The Case of Hana and Alice
Bien qu’il ait peu d’animations à se mettre sous la dent cette année, la qualité semble au rendez-vous. Les programmateurs de Fantasia ont sûrement compris que les Hunter X Hunter, Blood C et Berserk étaient tous déjà disponibles sur Internet et gratuitement avant leurs projections au festival! L’intérêt d’un festival est d’y présenter des oeuvres qui autrement resteraient inaccessibles… Miss Hokusai (Keiichi Hara) est à voir. Si vous le manquez lors de l’ouverture du festival le 14 juillet, vous pourrez vous reprendre le 25 juillet à 12h. Or, The Case of Hana and Alice (Shunji Iwai) ne sera présenté qu’une seule fois le 19 juillet. Ayant clairement recours à la rotoscopie (voir Snow White [1937] de Disney), le premier film d’animation de Iwai s’annonce pour être un récit touchant sur les relations adolescentes en quête de vérité. Les deux autres films d’animation à ne pas manquer nous viennent de la Corée du Sud, Crimson Whale (Park Hye-mi) et On the White Planet (Hur Bum-wook), deux premières oeuvres singulières de science-fiction qui nous prouvent encore une fois le talent indéniable et le savoir-faire technique des Coréens en matière d’animation.
A Hard Day
Le cinéma coréen est réputé pour son efficacité hollywoodienne et ses récits de vengeance, entre autres. Moins déluré et coloré que son voisin nippon, le cinéma coréen a toutefois l’avantage de traverser beaucoup plus aisément les frontières. Disons qu’il serait plus accessible au néophyte occidental facilement désarçonné par les références culturelles japonaises pas toujours évidentes à décoder (symptomatique d’une culture qui s’isola du monde entier [sakoku] durant plus de 200 ans de 1641 à 1853). Bien reçu à la Quinzaine des réalisateurs à Cannes en 2014, A Hard Day (Kim Seong-hun) est un thriller rondement mené aux nombreux revirements qui risque fort de plaire au plus difficile des amateurs du genre. Puis il y a Assassination (Choi Dong-hoon), du réalisateur de The Thieves et Woochi présenté à Fantasia en 2010, une superproduction historique où les Japonais héritent encore du rôle d’antagoniste (Histoire oblige!). Du réalisateur Lee Won-suk qui nous avait offert l’hilarant How to Use Guys With Secret Tips présenté à Fantasia en 2013, vous pourrez voir le drame historique The Royal Tailor, à voir pour les amateurs de costumes filmés dans toute leur splendeur.
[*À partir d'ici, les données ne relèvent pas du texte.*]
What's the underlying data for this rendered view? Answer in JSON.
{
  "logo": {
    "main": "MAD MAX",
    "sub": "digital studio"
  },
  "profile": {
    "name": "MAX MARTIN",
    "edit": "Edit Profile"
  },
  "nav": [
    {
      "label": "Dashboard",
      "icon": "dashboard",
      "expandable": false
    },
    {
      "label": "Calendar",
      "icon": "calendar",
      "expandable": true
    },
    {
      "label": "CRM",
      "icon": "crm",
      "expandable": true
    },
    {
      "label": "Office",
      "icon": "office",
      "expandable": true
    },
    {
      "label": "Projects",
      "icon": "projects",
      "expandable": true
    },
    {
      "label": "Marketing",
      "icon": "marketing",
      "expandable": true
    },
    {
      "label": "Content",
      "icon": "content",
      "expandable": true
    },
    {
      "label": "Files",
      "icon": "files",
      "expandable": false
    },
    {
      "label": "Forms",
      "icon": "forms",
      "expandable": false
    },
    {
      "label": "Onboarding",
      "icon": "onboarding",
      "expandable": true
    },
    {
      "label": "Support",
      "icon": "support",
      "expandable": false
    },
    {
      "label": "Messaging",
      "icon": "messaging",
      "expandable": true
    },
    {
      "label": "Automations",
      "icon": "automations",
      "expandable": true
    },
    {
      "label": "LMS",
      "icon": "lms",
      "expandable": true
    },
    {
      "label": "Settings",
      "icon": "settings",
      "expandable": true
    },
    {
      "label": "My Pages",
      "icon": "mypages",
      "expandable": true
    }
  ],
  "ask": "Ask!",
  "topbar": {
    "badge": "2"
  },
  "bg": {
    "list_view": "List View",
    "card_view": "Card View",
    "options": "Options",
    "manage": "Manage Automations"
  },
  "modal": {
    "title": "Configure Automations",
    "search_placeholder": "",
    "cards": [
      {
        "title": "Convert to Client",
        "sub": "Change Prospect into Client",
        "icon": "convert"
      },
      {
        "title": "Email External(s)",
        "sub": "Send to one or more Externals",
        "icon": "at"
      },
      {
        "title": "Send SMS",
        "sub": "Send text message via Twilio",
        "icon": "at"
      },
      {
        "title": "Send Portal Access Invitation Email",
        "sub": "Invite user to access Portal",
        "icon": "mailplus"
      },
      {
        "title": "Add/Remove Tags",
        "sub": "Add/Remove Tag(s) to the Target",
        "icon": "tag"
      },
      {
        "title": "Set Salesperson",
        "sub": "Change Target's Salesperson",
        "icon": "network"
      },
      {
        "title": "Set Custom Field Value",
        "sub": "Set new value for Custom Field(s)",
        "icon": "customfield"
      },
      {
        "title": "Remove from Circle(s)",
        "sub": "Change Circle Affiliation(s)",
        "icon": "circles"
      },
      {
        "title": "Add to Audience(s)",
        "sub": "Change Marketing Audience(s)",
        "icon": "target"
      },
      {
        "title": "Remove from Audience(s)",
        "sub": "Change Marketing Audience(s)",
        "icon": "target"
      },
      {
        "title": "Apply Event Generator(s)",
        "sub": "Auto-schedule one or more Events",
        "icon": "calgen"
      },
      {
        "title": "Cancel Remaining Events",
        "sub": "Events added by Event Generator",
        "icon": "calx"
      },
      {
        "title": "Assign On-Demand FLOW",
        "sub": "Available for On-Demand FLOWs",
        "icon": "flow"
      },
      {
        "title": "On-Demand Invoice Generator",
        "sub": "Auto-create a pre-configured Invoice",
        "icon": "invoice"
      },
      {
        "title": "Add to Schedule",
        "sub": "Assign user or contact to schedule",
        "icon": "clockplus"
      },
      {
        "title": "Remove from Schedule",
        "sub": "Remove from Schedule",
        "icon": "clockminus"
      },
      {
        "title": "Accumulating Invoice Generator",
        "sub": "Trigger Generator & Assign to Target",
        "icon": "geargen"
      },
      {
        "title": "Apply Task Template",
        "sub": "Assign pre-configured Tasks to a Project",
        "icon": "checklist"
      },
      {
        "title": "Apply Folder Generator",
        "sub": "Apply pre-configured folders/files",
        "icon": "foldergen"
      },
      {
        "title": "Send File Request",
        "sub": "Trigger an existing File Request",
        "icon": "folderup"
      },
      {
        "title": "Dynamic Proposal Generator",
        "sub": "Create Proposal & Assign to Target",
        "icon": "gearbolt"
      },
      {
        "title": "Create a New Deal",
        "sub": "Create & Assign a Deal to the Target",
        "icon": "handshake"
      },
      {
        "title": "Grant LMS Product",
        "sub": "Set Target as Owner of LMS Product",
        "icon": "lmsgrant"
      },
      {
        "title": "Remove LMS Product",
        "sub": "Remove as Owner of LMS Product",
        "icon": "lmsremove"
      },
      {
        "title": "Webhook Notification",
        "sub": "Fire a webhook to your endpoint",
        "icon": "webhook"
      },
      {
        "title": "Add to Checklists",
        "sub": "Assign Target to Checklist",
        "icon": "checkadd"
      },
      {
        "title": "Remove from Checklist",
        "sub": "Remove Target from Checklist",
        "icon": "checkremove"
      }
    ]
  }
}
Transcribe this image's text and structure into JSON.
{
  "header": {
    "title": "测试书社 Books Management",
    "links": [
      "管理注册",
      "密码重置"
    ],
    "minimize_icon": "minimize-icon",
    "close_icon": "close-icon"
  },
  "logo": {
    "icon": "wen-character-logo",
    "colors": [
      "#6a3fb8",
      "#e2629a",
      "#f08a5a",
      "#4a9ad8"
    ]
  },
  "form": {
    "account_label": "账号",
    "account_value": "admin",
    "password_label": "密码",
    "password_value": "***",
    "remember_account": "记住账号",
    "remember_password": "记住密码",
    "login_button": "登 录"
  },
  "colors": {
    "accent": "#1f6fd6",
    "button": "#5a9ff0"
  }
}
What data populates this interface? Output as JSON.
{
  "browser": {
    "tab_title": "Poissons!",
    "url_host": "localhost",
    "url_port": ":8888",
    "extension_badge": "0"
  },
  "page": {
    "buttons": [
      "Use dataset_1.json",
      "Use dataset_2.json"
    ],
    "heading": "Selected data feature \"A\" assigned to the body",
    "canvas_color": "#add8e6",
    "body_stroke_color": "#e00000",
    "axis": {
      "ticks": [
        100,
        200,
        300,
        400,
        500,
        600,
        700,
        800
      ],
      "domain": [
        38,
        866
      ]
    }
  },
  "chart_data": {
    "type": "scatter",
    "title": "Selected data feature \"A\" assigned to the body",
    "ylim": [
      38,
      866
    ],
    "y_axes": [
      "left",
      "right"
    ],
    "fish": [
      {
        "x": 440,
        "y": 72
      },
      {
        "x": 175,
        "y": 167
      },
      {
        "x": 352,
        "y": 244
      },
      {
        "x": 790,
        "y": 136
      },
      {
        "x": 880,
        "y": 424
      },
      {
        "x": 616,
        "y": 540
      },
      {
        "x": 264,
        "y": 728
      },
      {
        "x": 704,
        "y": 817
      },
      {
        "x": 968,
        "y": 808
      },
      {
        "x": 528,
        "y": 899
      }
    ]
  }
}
Finalement, encore deux premières oeuvres incisives de réalisateurs à surveiller, le drame Socialphobia (Hong Seok-jae) qui traite de la cyberintimidation, puis Sea Fog (Shim Sung-bo) inspiré de faits réels, racontant les déboires de Kang, un capitaine d’un bateau de pêche contraint d’accepter un contrat lucratif en transportant des immigrants illégaux chinois.
Assassination
Les billets sont en vente à partir de demain le 11 juillet à 13h. Le programme entier est disponible sur le site de Fantasia. Faites vos choix et bon festival!